How's the Land Ah Project Coming? - Thoughts.....

D Ink Man

Well-known member
Printing Inks and Printing – History vs. New Technology


Printing INKS were invented or discovered some 4500 years ago by the Egyptians and Chinese. It took about another 17 centuries until PRINTING was invented in its crudest form. Another 2000 years passed until PRINTING was developed to the point where it could be used to produce reasonable duplicate reproductions.
There are two key points presented here today. Firstly, INK was invented eons before the first appreciable printing piece was ever produced. Secondly, the makeup of an INK has remained relatively the same as to what the folks in 2500 BC had come up with. Continuing to point; there are three (3) major components in any INK that provide the mechanism that make it work. The most important component of these three components is the vehicle. You can look at a vehicle as a simile to a living organism and its blood. Without blood, the organism cannot live. This provides basis for thought and the attempts that are being made with much unproven print technology. Some of the obstacles that the new inventors are facing are the mechanism of transference, adequate solubility and proper film formation on a given substrate. This is just to name a few when you endeavor to eliminate the component that people from centuries long ago understood was the ‘key’ to making INK.
With the new technology the developer has mistakenly introduced the PRINTING before the INK. In the most basic elementary ways of thinking and studying history as briefly aforementioned, one can see quite coherently the error that is being made. Trying to expeditiously correct the oversight will be a monumental task to overcome with the eagerness of the proprieties that have so far committed investment into it.
We live in a very advancing technological era. There is no mistaking that. Even our grandparents would be astounded by the strides and innovations that have been made in the last half century. With that said, it seems pretty preposterous that the discoveries and progress that mankind has made in 4500 years can be outdone in a whisper of time as short as a year or even a decade.
What is one than supposed to take from this writing? Studying history very long term and taking knowledge and wisdom gained from our forefathers will enlighten us to forge ahead gracefully to a more realistic future. Take it easy, slow and methodical. Learn intently and do not hasten progress for the benefit of very short term economic gain. To do so, would be an insult to the people who got us this far.
This was written as a contrarian view to the proposed technology of Nanography in 2014.
 
Not sure I can agree with your reasoning.
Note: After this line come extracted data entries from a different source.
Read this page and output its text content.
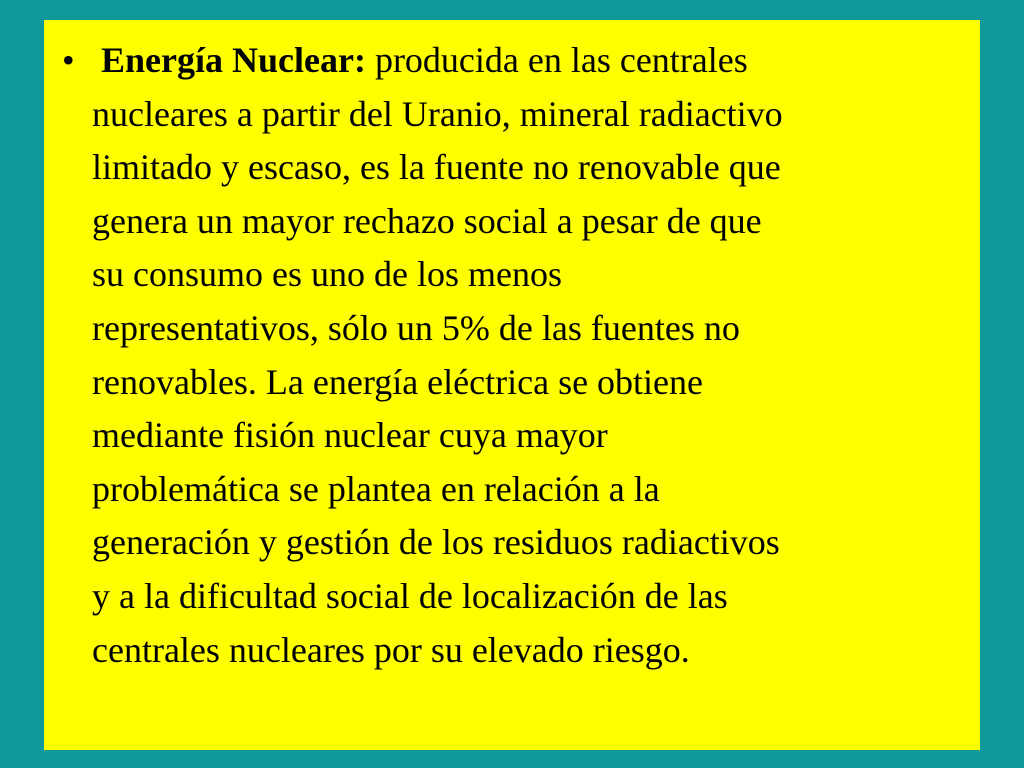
• Energía Nuclear: producida en las centrales
nucleares a partir del Uranio, mineral radiactivo
limitado y escaso, es la fuente no renovable que
genera un mayor rechazo social a pesar de que
su consumo es uno de los menos
representativos, sólo un 5% de las fuentes no
renovables. La energía eléctrica se obtiene
mediante fisión nuclear cuya mayor
problemática se plantea en relación a la
generación y gestión de los residuos radiactivos
y a la dificultad social de localización de las
centrales nucleares por su elevado riesgo.
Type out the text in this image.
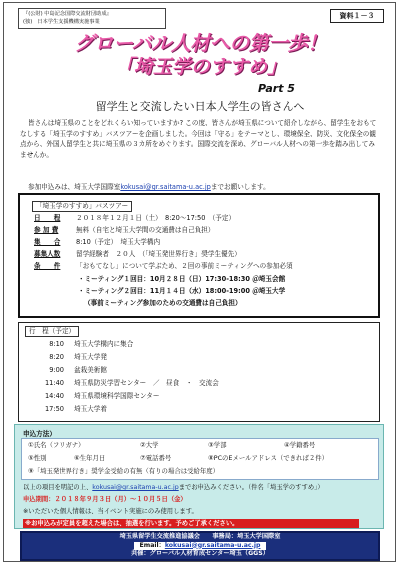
『(公財) 中島記念国際交流財団助成』
(独)　日本学生支援機構実施事業
資料１－３
グローバル人材への第一歩！
「埼玉学のすすめ」
Part 5
留学生と交流したい日本人学生の皆さんへ
皆さんは埼玉県のことをどれくらい知っていますか? この度、皆さんが埼玉県について紹介しながら、留学生をおもてなしする「埼玉学のすすめ」バスツアーを企画しました。今回は「守る」をテーマとし、環境保全、防災、文化保全の観点から、外国人留学生と共に埼玉県の３カ所をめぐります。国際交流を深め、グローバル人材への第一歩を踏み出してみませんか。
参加申込みは、埼玉大学国際室kokusai@gr.saitama-u.ac.jpまでお願いします。
「埼玉学のすすめ」バスツアー
日　　程 ２０１８年１２月１日（土）　8:20～17:50　（予定）
参 加 費	無料（自宅と埼玉大学間の交通費は自己負担）
集　　合 8:10（予定）　埼玉大学構内
募集人数 留学経験者　２０人　（「埼玉発世界行き」奨学生優先）
条　　件 「おもてなし」について学ぶため、２回の事前ミーティングへの参加必須
・ミーティング１回目：10月２８日（日）17:30-18:30 ＠埼玉会館
・ミーティング２回目：11月１４日（水）18:00-19:00 ＠埼玉大学
（事前ミーティング参加のための交通費は自己負担）
行　程（予定）
8:10 埼玉大学構内に集合
8:20 埼玉大学発
9:00 盆栽美術館
11:40 埼玉県防災学習センター　／　昼食　・　交流会
14:40 埼玉県環境科学国際センター
17:50 埼玉大学着
申込方法）
①氏名（フリガナ）	②大学	③学部	④学籍番号
⑤性別	⑥生年月日	⑦電話番号	⑧PCのEメールアドレス（できれば２件）
⑨「埼玉発世界行き」奨学金受給の有無（有りの場合は受給年度）
以上の項目を明記の上、kokusai@gr.saitama-u.ac.jpまでお申込みください。（件名「埼玉学のすすめ」）
申込期間：２０１８年９月３日（月）～１０月５日（金）
※いただいた個人情報は、当イベント実施にのみ使用します。
※お申込みが定員を超えた場合は、抽選を行います。予めご了承ください。
埼玉県留学生交流推進協議会　　事務局：埼玉大学国際室
Email：kokusai@gr.saitama-u.ac.jp
共催：グローバル人材育成センター埼玉（GGS）
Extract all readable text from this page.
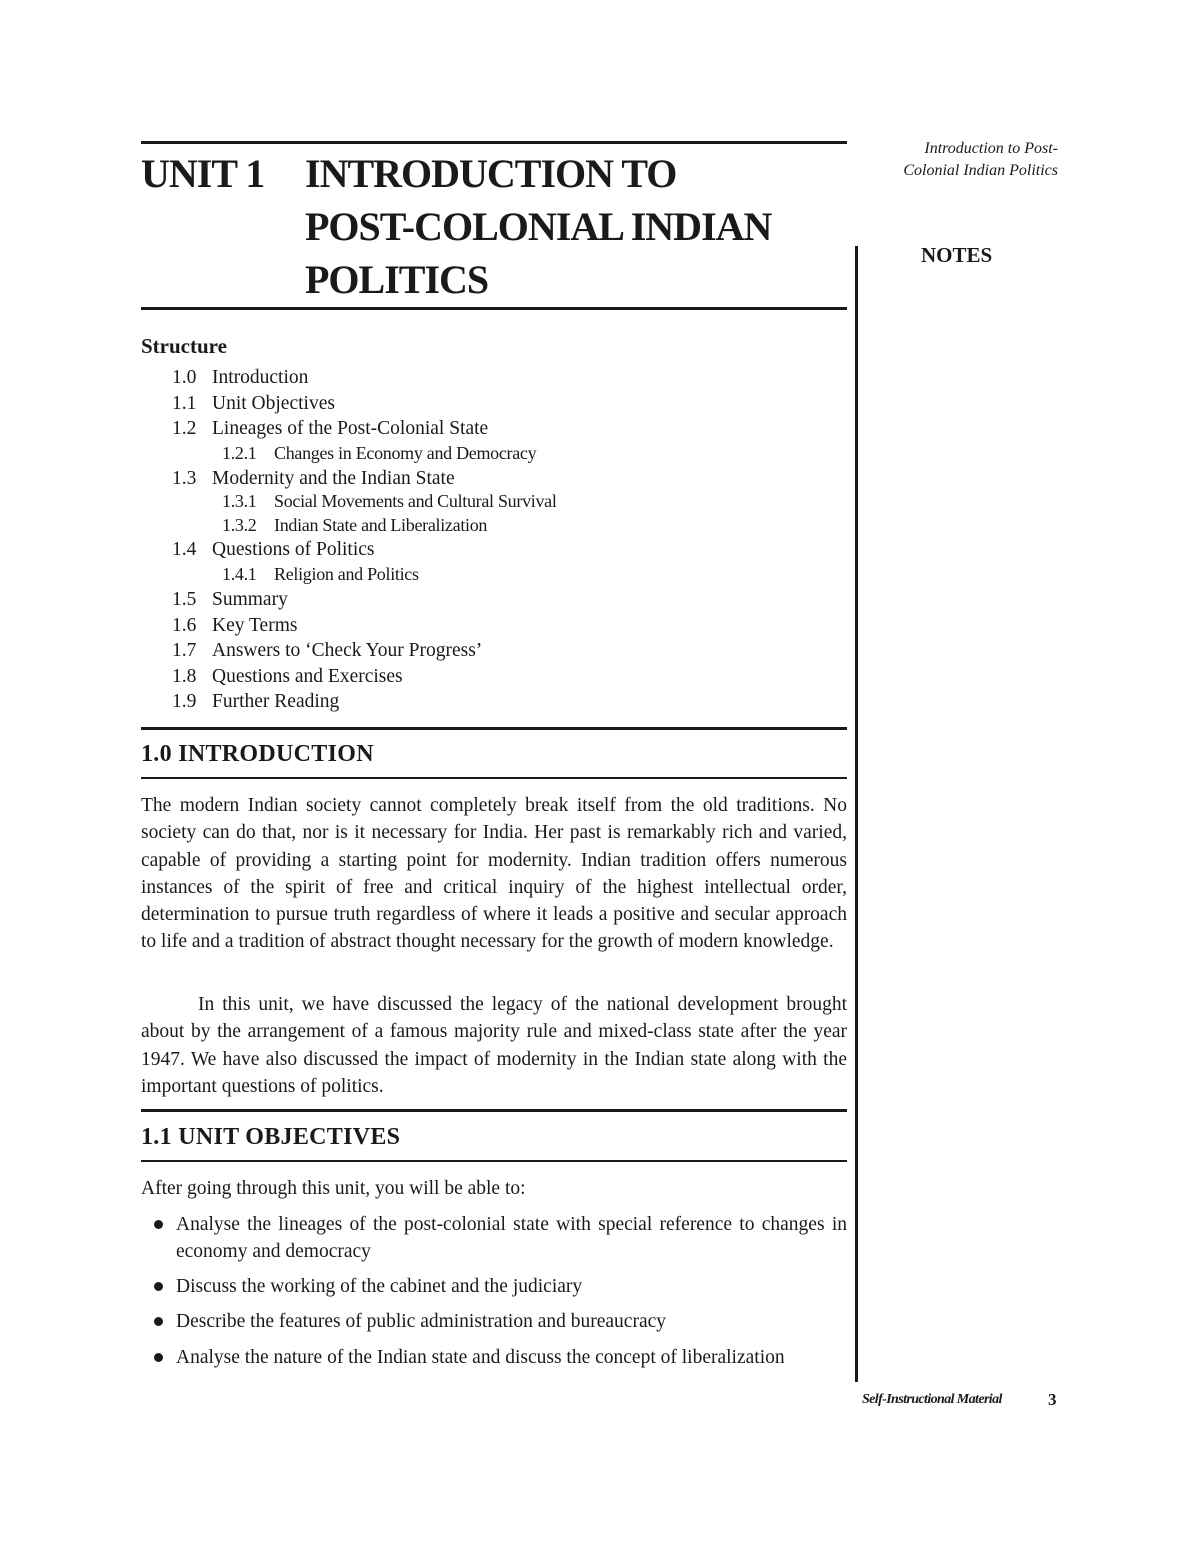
UNIT 1 INTRODUCTION TO
POST-COLONIAL INDIAN
POLITICS
Introduction to Post-
Colonial Indian Politics
NOTES
Structure
1.0 Introduction
1.1 Unit Objectives
1.2 Lineages of the Post-Colonial State
1.2.1 Changes in Economy and Democracy
1.3 Modernity and the Indian State
1.3.1 Social Movements and Cultural Survival
1.3.2 Indian State and Liberalization
1.4 Questions of Politics
1.4.1 Religion and Politics
1.5 Summary
1.6 Key Terms
1.7 Answers to ‘Check Your Progress’
1.8 Questions and Exercises
1.9 Further Reading
1.0 INTRODUCTION

The modern Indian society cannot completely break itself from the old traditions. No society can do that, nor is it necessary for India. Her past is remarkably rich and varied, capable of providing a starting point for modernity. Indian tradition offers numerous instances of the spirit of free and critical inquiry of the highest intellectual order, determination to pursue truth regardless of where it leads a positive and secular approach to life and a tradition of abstract thought necessary for the growth of modern knowledge.

In this unit, we have discussed the legacy of the national development brought about by the arrangement of a famous majority rule and mixed-class state after the year 1947. We have also discussed the impact of modernity in the Indian state along with the important questions of politics.

1.1 UNIT OBJECTIVES

After going through this unit, you will be able to:

Analyse the lineages of the post-colonial state with special reference to changes in economy and democracy
Discuss the working of the cabinet and the judiciary
Describe the features of public administration and bureaucracy
Analyse the nature of the Indian state and discuss the concept of liberalization
Self-Instructional Material	3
You have a narrow definition of ink. Landa AFAIK does not use a vehicle as you define it to contain his pigments. In his case it's the press that's the vehicle.
How long a technology has been in use is not a reason to not abandon it. If a better technology is introduced the the old will be abandoned. Survival of the fittest (that which "fits").
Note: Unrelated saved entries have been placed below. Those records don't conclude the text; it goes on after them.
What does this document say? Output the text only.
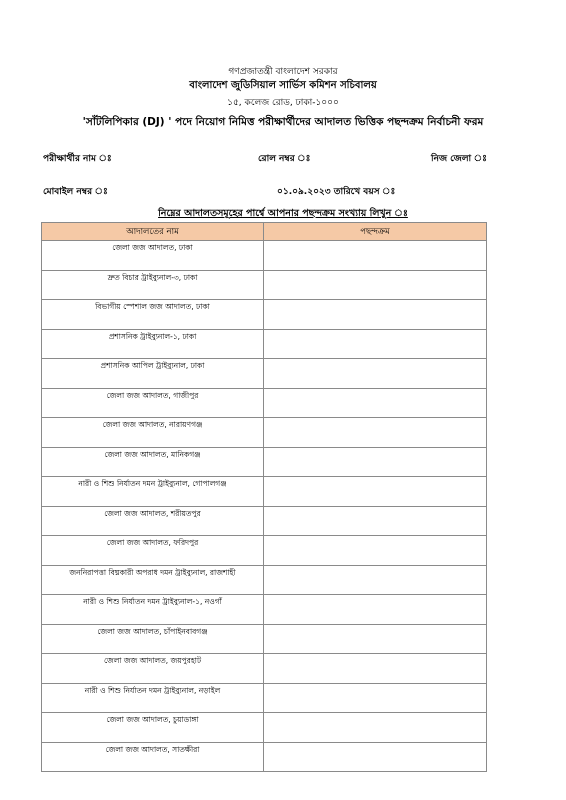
গণপ্রজাতন্ত্রী বাংলাদেশ সরকার
বাংলাদেশ জুডিসিয়াল সার্ভিস কমিশন সচিবালয়
১৫, কলেজ রোড, ঢাকা-১০০০
'সাঁটলিপিকার (DJ) ' পদে নিয়োগ নিমিত্ত পরীক্ষার্থীদের আদালত ভিত্তিক পছন্দক্রম নির্বাচনী ফরম
পরীক্ষার্থীর নাম ঃ	রোল নম্বর ঃ	নিজ জেলা ঃ
মোবাইল নম্বর ঃ	০১.০৯.২০২৩ তারিখে বয়স ঃ
নিম্নের আদালতসমূহের পার্শ্বে আপনার পছন্দক্রম সংখ্যায় লিখুন ঃ
আদালতের নাম	পছন্দক্রম
জেলা জজ আদালত, ঢাকা	
দ্রুত বিচার ট্রাইব্যুনাল-৩, ঢাকা	
বিভাগীয় স্পেশাল জজ আদালত, ঢাকা	
প্রশাসনিক ট্রাইব্যুনাল-১, ঢাকা	
প্রশাসনিক আপিল ট্রাইব্যুনাল, ঢাকা	
জেলা জজ আদালত, গাজীপুর	
জেলা জজ আদালত, নারায়ণগঞ্জ	
জেলা জজ আদালত, মানিকগঞ্জ	
নারী ও শিশু নির্যাতন দমন ট্রাইব্যুনাল, গোপালগঞ্জ	
জেলা জজ আদালত, শরীয়তপুর	
জেলা জজ আদালত, ফরিদপুর	
জননিরাপত্তা বিঘ্নকারী অপরাধ দমন ট্রাইব্যুনাল, রাজশাহী	
নারী ও শিশু নির্যাতন দমন ট্রাইব্যুনাল-১, নওগাঁ	
জেলা জজ আদালত, চাঁপাইনবাবগঞ্জ	
জেলা জজ আদালত, জয়পুরহাট	
নারী ও শিশু নির্যাতন দমন ট্রাইব্যুনাল, নড়াইল	
জেলা জজ আদালত, চুয়াডাঙ্গা	
জেলা জজ আদালত, সাতক্ষীরা	
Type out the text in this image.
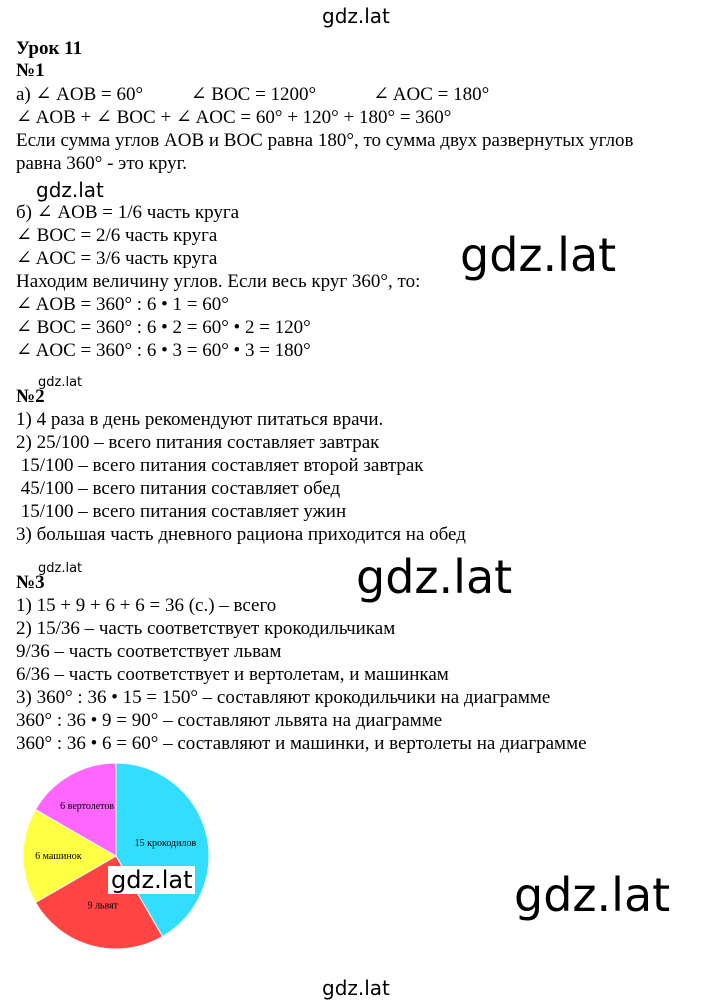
gdz.lat
gdz.lat
gdz.lat
gdz.lat
gdz.lat	gdz.lat
gdz.lat
gdz.lat
Урок 11
№1
а) ∠ AOB = 60°          ∠ BOC = 1200°            ∠ AOC = 180°
∠ AOB + ∠ BOC + ∠ AOC = 60° + 120° + 180° = 360°
Если сумма углов AOB и BOC равна 180°, то сумма двух развернутых углов
равна 360° - это круг.
б) ∠ AOB = 1/6 часть круга
∠ BOC = 2/6 часть круга
∠ AOC = 3/6 часть круга
Находим величину углов. Если весь круг 360°, то:
∠ AOB = 360° : 6 • 1 = 60°
∠ BOC = 360° : 6 • 2 = 60° • 2 = 120°
∠ AOC = 360° : 6 • 3 = 60° • 3 = 180°
№2
1) 4 раза в день рекомендуют питаться врачи.
2) 25/100 – всего питания составляет завтрак
15/100 – всего питания составляет второй завтрак
45/100 – всего питания составляет обед
15/100 – всего питания составляет ужин
3) большая часть дневного рациона приходится на обед
№3
1) 15 + 9 + 6 + 6 = 36 (с.) – всего
2) 15/36 – часть соответствует крокодильчикам
9/36 – часть соответствует львам
6/36 – часть соответствует и вертолетам, и машинкам
3) 360° : 36 • 15 = 150° – составляют крокодильчики на диаграмме
360° : 36 • 9 = 90° – составляют львята на диаграмме
360° : 36 • 6 = 60° – составляют и машинки, и вертолеты на диаграмме
15 крокодилов
9 львят
6 машинок
6 вертолетов
gdz.lat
"the developer has mistakenly introduced the PRINTING before the INK." Actually Landa's "ink" was developed before the printing.
"it seems pretty preposterous that the discoveries and progress that mankind has made in 4500 years can be outdone in a whisper of time as short as a year or even a decade." It happens - to wit (as one example): the Internet and the World-Wide-Web, cell phones, etc.
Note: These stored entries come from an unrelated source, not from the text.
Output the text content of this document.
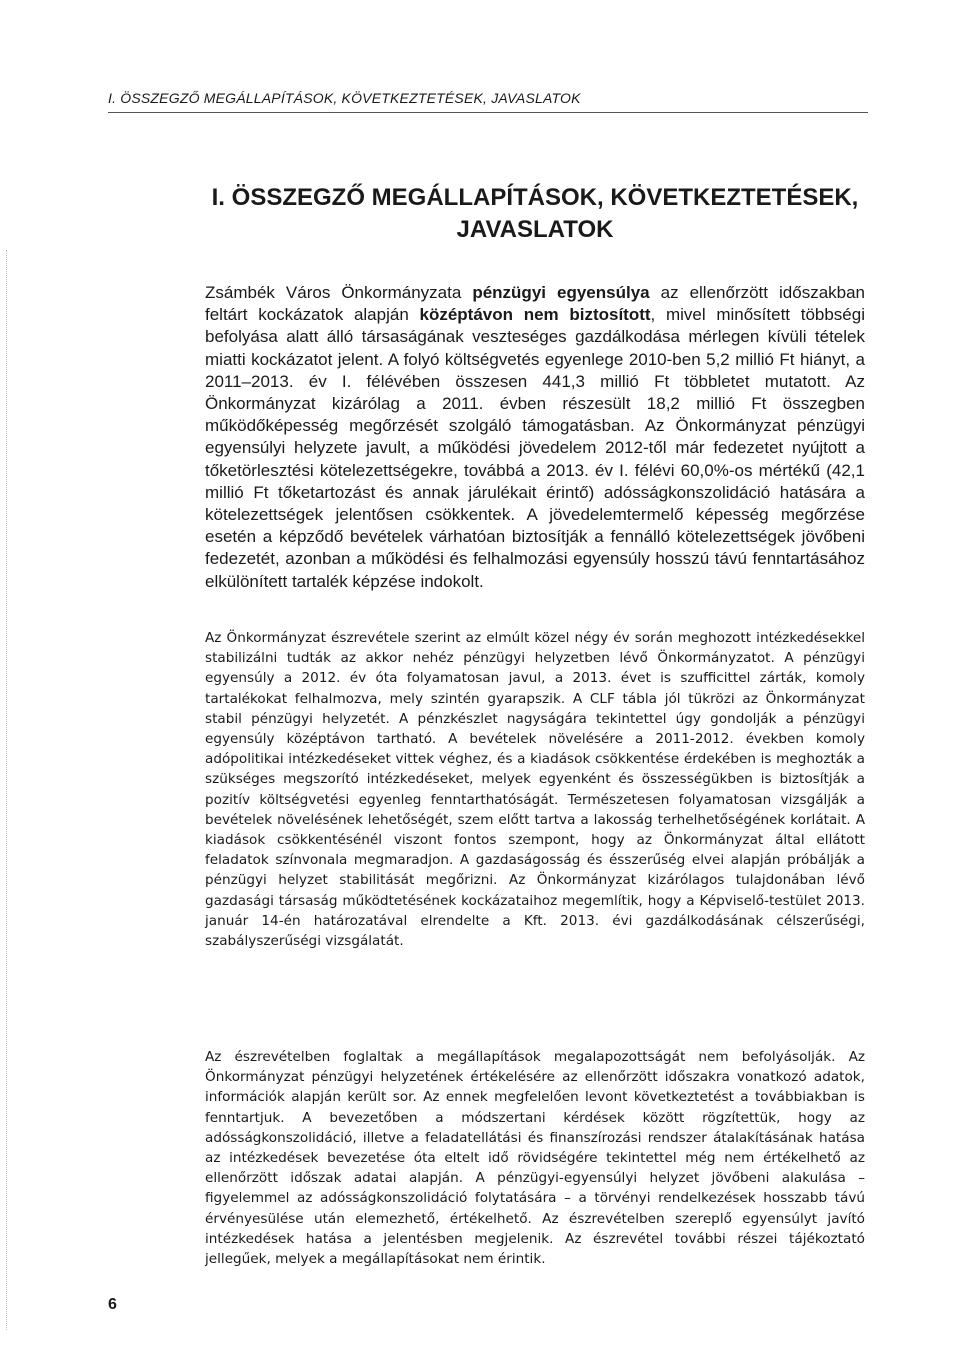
I. ÖSSZEGZŐ MEGÁLLAPÍTÁSOK, KÖVETKEZTETÉSEK, JAVASLATOK
I. ÖSSZEGZŐ MEGÁLLAPÍTÁSOK, KÖVETKEZTETÉSEK, JAVASLATOK

Zsámbék Város Önkormányzata pénzügyi egyensúlya az ellenőrzött időszakban feltárt kockázatok alapján középtávon nem biztosított, mivel minősített többségi befolyása alatt álló társaságának veszteséges gazdálkodása mérlegen kívüli tételek miatti kockázatot jelent. A folyó költségvetés egyenlege 2010-ben 5,2 millió Ft hiányt, a 2011–2013. év I. félévében összesen 441,3 millió Ft többletet mutatott. Az Önkormányzat kizárólag a 2011. évben részesült 18,2 millió Ft összegben működőképesség megőrzését szolgáló támogatásban. Az Önkormányzat pénzügyi egyensúlyi helyzete javult, a működési jövedelem 2012-től már fedezetet nyújtott a tőketörlesztési kötelezettségekre, továbbá a 2013. év I. félévi 60,0%-os mértékű (42,1 millió Ft tőketartozást és annak járulékait érintő) adósságkonszolidáció hatására a kötelezettségek jelentősen csökkentek. A jövedelemtermelő képesség megőrzése esetén a képződő bevételek várhatóan biztosítják a fennálló kötelezettségek jövőbeni fedezetét, azonban a működési és felhalmozási egyensúly hosszú távú fenntartásához elkülönített tartalék képzése indokolt.

Az Önkormányzat észrevétele szerint az elmúlt közel négy év során meghozott intézkedésekkel stabilizálni tudták az akkor nehéz pénzügyi helyzetben lévő Önkormányzatot. A pénzügyi egyensúly a 2012. év óta folyamatosan javul, a 2013. évet is szufficittel zárták, komoly tartalékokat felhalmozva, mely szintén gyarapszik. A CLF tábla jól tükrözi az Önkormányzat stabil pénzügyi helyzetét. A pénzkészlet nagyságára tekintettel úgy gondolják a pénzügyi egyensúly középtávon tartható. A bevételek növelésére a 2011-2012. években komoly adópolitikai intézkedéseket vittek véghez, és a kiadások csökkentése érdekében is meghozták a szükséges megszorító intézkedéseket, melyek egyenként és összességükben is biztosítják a pozitív költségvetési egyenleg fenntarthatóságát. Természetesen folyamatosan vizsgálják a bevételek növelésének lehetőségét, szem előtt tartva a lakosság terhelhetőségének korlátait. A kiadások csökkentésénél viszont fontos szempont, hogy az Önkormányzat által ellátott feladatok színvonala megmaradjon. A gazdaságosság és ésszerűség elvei alapján próbálják a pénzügyi helyzet stabilitását megőrizni. Az Önkormányzat kizárólagos tulajdonában lévő gazdasági társaság működtetésének kockázataihoz megemlítik, hogy a Képviselő-testület 2013. január 14-én határozatával elrendelte a Kft. 2013. évi gazdálkodásának célszerűségi, szabályszerűségi vizsgálatát.

Az észrevételben foglaltak a megállapítások megalapozottságát nem befolyásolják. Az Önkormányzat pénzügyi helyzetének értékelésére az ellenőrzött időszakra vonatkozó adatok, információk alapján került sor. Az ennek megfelelően levont következtetést a továbbiakban is fenntartjuk. A bevezetőben a módszertani kérdések között rögzítettük, hogy az adósságkonszolidáció, illetve a feladatellátási és finanszírozási rendszer átalakításának hatása az intézkedések bevezetése óta eltelt idő rövidségére tekintettel még nem értékelhető az ellenőrzött időszak adatai alapján. A pénzügyi-egyensúlyi helyzet jövőbeni alakulása – figyelemmel az adósságkonszolidáció folytatására – a törvényi rendelkezések hosszabb távú érvényesülése után elemezhető, értékelhető. Az észrevételben szereplő egyensúlyt javító intézkedések hatása a jelentésben megjelenik. Az észrevétel további részei tájékoztató jellegűek, melyek a megállapításokat nem érintik.

6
Landa's press is being tested in real production environments. I don't know how well they're doing, but there is no guarantee that the process will succeed. It might fail and be abandoned - like the Creo/Agfa Litespeed on press plate imaging system. Even if it succeeds technically it will still need to be financially compelling enough to be adopted. That's not guaranteed.

The press operator at their only production facility (in Israel) says: “There are some jobs where we agree with our customers that the quality is not yet perfect” It may never be.

And that’s not even considering the economics, nor the environmental issues that Landa remains silent on.